Although this policy will find popularity among today’s renters, the long term consequences could reflect the legacy of Margaret Thatcher’s introduction of the ‘right to buy’ for council tenants in the 1980s. Vast swathes of council housing stock has been lost in the mass selloff, limiting affordable accommodation that has not been replaced.

Labour’s version could well reflect this model, though how the shortfall in price in the purchase of property would be made up is not yet clear. Times Money has suggested that the landlords could lose £50bn, or £18,400 each if the policy was enacted, with the policy set to be paid for by reducing the tax breaks landlord’s currently enjoy.

Labour’s new policy has been received criticism from industry actors invested in the current market, who suggest the shift in government direction would cripple the nascent build-to-rent market. Without reactive measures from an incoming Labour government, capital investment in BTR would surely dry up. In turn, this would have implications beyond the market for the likes of investment and pension funds, for which the PRS had previously been a steady income stream with the potential to keep flowing – today worth around £35bn, estimated to grow to around £75bn by 2025.

In anticipation of Labour’s right-to-buy policy becoming law, it has been suggested that there would be a large-scale sell off of property in the PRS, which could crash the property market. A reduction in rental stock would cause rents to rise, hitting tenants without the savings to purchase their property whilst those with the cash to buy would benefit – essentially going against the essence of the policy to help those lacking financial means to own a property in an inflated market.

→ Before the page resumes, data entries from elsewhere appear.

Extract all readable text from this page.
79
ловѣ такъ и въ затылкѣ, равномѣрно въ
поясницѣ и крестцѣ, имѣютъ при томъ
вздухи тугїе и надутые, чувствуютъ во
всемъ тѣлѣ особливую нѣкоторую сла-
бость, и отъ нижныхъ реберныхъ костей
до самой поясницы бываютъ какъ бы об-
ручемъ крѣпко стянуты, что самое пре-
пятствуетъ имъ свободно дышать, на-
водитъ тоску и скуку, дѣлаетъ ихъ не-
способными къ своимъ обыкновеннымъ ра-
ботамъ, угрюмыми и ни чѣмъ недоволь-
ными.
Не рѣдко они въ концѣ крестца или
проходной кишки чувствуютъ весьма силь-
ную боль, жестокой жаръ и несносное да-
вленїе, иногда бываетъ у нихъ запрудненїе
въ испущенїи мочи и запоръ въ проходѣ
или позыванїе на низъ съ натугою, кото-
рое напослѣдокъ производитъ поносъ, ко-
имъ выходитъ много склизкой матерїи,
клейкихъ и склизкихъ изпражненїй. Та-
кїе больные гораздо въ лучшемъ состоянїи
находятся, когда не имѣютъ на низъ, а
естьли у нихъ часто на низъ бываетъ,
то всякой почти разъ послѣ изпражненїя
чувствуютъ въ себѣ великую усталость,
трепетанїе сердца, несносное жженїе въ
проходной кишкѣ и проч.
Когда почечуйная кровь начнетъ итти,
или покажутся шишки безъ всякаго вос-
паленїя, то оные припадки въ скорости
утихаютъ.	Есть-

Labour is approaching the housing crisis from outside the current narrative on solutions. As we have seen with the ongoing Brexit saga, change hurts. A right-to-buy policy for the private rented sector would represent one of the most radical proposals by any party since the establishment of the National Health Service.

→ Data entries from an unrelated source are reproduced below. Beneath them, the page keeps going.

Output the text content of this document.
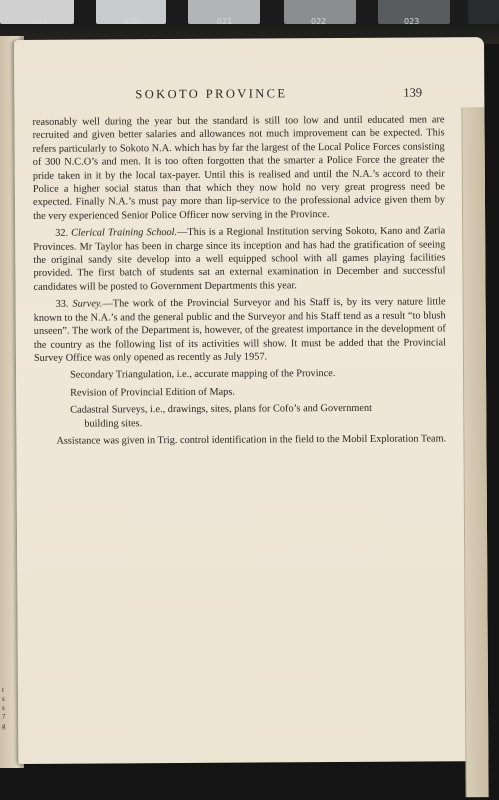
019	020	021	022	023
t
s
s
7
g
SOKOTO PROVINCE	139

reasonably well during the year but the standard is still too low and until educated men are recruited and given better salaries and allowances not much improvement can be expected. This refers particularly to Sokoto N.A. which has by far the largest of the Local Police Forces consisting of 300 N.C.O’s and men. It is too often forgotten that the smarter a Police Force the greater the pride taken in it by the local tax-payer. Until this is realised and until the N.A.’s accord to their Police a higher social status than that which they now hold no very great progress need be expected. Finally N.A.’s must pay more than lip-service to the professional advice given them by the very experienced Senior Police Officer now serving in the Province.

32. Clerical Training School.—This is a Regional Institution serving Sokoto, Kano and Zaria Provinces. Mr Taylor has been in charge since its inception and has had the gratification of seeing the original sandy site develop into a well equipped school with all games playing facilities provided. The first batch of students sat an external examination in December and successful candidates will be posted to Government Departments this year.

33. Survey.—The work of the Provincial Surveyor and his Staff is, by its very nature little known to the N.A.’s and the general public and the Surveyor and his Staff tend as a result “to blush unseen”. The work of the Department is, however, of the greatest importance in the development of the country as the following list of its activities will show. It must be added that the Provincial Survey Office was only opened as recently as July 1957.

Secondary Triangulation, i.e., accurate mapping of the Province.

Revision of Provincial Edition of Maps.

Cadastral Surveys, i.e., drawings, sites, plans for Cofo’s and Government
building sites.

Assistance was given in Trig. control identification in the field to the Mobil Exploration Team.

A right-to-buy for private tenants would not only be a flagship housing policy for Labour, but also a defining manifesto pledge. The absence of any mention in McDonnell’s speech would suggest that the policy was built on unstable, if not totally absent foundations.

It remains to be seen whether in the face of a hostile response from the market, Labour’s new-found radicalism carries this pledge through to a manifesto. In a nod to this agenda when floating the idea of right-to-buy at the start of September, the Shadow Chancellor bullishly stated; “we all admire what Atlee did… but I think we will go beyond it.”